Our CEO Boris just won an award for putting on pants

Our CEO Boris just won an award for putting on pants
Bryan Clark
Story by

Bryan Clark

Former Managing Editor, TNW

Bryan is a freelance journalist. Bryan is a freelance journalist.

We’re no stranger to awards at The Next Web. When we won ‘Best European Conference’ in 2016, it was a culmination of hard work, a great team, and vision that lifted TNW Europe beyond the ho-hum meet-up of the typical tech get-together. It was a team effort, and the reward reflected the hard work that goes on behind the scenes at TNW every day.

Our next award came from our CEO’s ability to put on pants.

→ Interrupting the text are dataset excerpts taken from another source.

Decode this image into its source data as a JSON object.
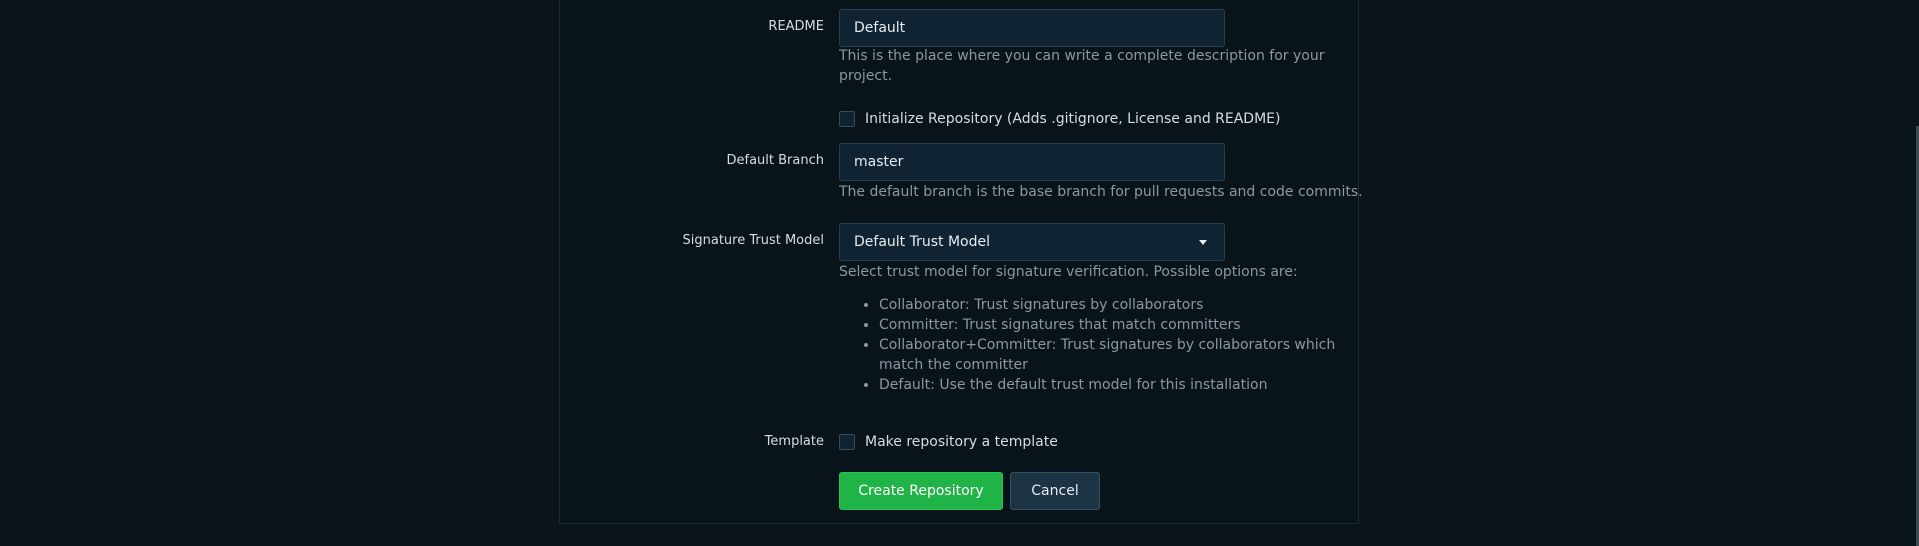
{
  "form": {
    "readme": {
      "label": "README",
      "value": "Default",
      "help_line1": "This is the place where you can write a complete description for your",
      "help_line2": "project."
    },
    "init_repo": {
      "label": "Initialize Repository (Adds .gitignore, License and README)",
      "checked": false
    },
    "default_branch": {
      "label": "Default Branch",
      "value": "master",
      "help": "The default branch is the base branch for pull requests and code commits."
    },
    "trust_model": {
      "label": "Signature Trust Model",
      "value": "Default Trust Model",
      "help": "Select trust model for signature verification. Possible options are:",
      "options": [
        "Collaborator: Trust signatures by collaborators",
        "Committer: Trust signatures that match committers",
        "Collaborator+Committer: Trust signatures by collaborators which match the committer",
        "Default: Use the default trust model for this installation"
      ]
    },
    "template": {
      "label": "Template",
      "checkbox_label": "Make repository a template",
      "checked": false
    }
  },
  "actions": {
    "create_label": "Create Repository",
    "cancel_label": "Cancel"
  },
  "colors": {
    "primary": "#20b347",
    "background": "#0b1419",
    "panel": "#081419"
  }
}
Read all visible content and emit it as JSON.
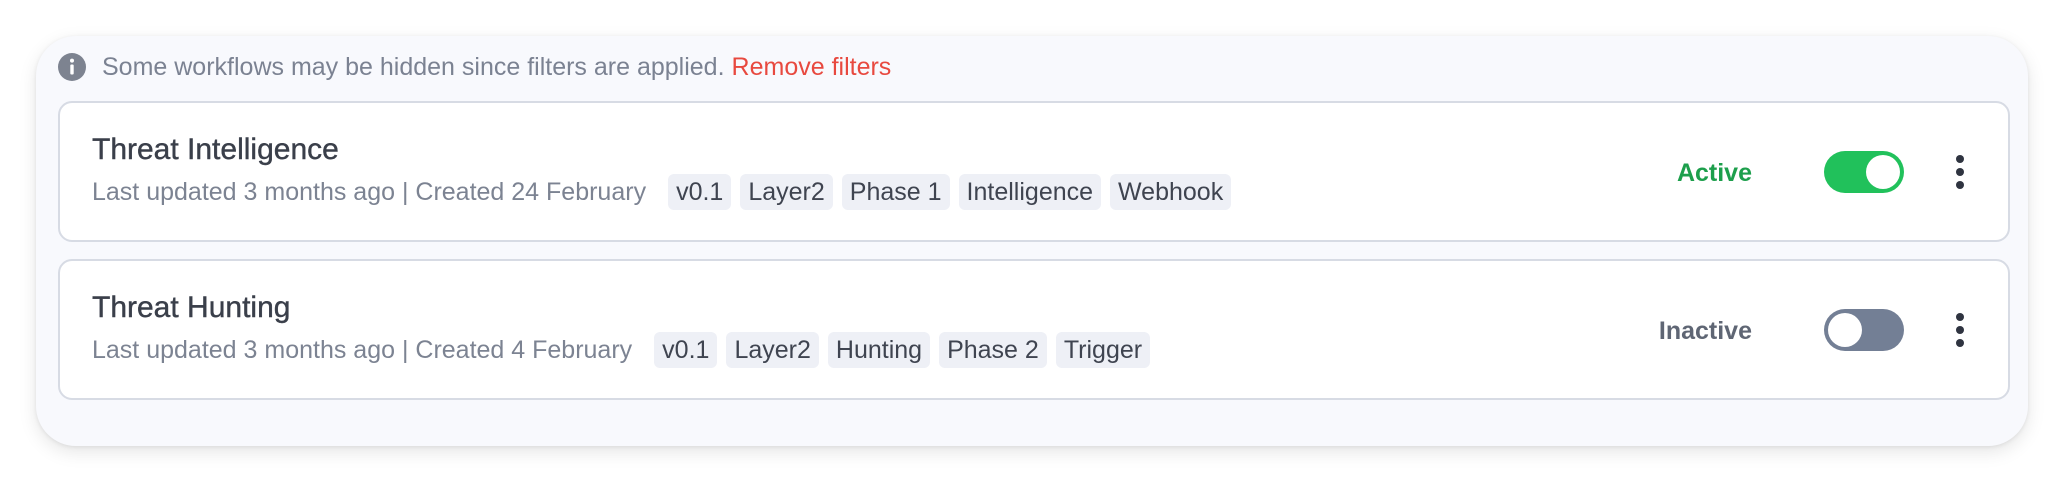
{
  "notice": {
    "text": "Some workflows may be hidden since filters are applied.",
    "link": "Remove filters",
    "icon": "info-icon"
  },
  "workflows": [
    {
      "title": "Threat Intelligence",
      "meta": "Last updated 3 months ago | Created 24 February",
      "tags": [
        "v0.1",
        "Layer2",
        "Phase 1",
        "Intelligence",
        "Webhook"
      ],
      "status": "Active",
      "enabled": true,
      "status_color": "#1d9f4c"
    },
    {
      "title": "Threat Hunting",
      "meta": "Last updated 3 months ago | Created 4 February",
      "tags": [
        "v0.1",
        "Layer2",
        "Hunting",
        "Phase 2",
        "Trigger"
      ],
      "status": "Inactive",
      "enabled": false,
      "status_color": "#5f6674"
    }
  ],
  "colors": {
    "toggle_on": "#21c15b",
    "toggle_off": "#737f95",
    "link": "#e8493f"
  }
}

House of Einstein, a Dutch company that wants to dress you in stylish menswear, picked Boris as its first annual Best Dressed Entrepreneur in Amsterdam. Of 50 stellar candidates — one of whom wears nothing but jeans and t-shirts — the company decided Boris was at least marginally better than everyone else at dressing himself.

If you know Boris, you’ll know that he’s famous for his quirky suits. Perhaps even more, he’s known for the confidence it takes to wear them. If you haven’t been fortunate enough to see one, it’s the perfect marriage of what your favorite Bond villain would look like if performing in a Vaudeville show from the 1920s. It’s bold, brash, and unapologetic — a mashup of great tailoring and pattern choices made by the certifiably insane. It’s Boris.

If I attempted to shove my chubby ass into a plaid suit, it’d look less like “fashion” and more like I was trying to camouflage myself among a group of hipsters in the Pacific Northwest. Boris though, somehow pulls it off in a way only he can.

How? Well, I guess it doesn’t hurt to start early.

As a kid my parents were hippies and my mother made my own clothes. I wanted to be a businessman (and rich) so I started wearing suits when I was 10 or so. That made me aware of the effect of wearing a suit earlier. When I sold my first company I invested in a tailor-made suit. I liked that a lot so every now and then I’ll dress up and wear a suit I like — usually when I’m on stage somewhere.

While suits might be what he’s best known for, it’s not uncommon to see Boris in the office in a jogging suit, or a more casual combination of chinos and a polo shirt. No matter what he wears, the committee seems to love it, saying he even looks “hip and stylish” in casual clothing. He’s TNW’s it girl, err guy, and the fact that he won just proves that sometimes wearing clothes is enough.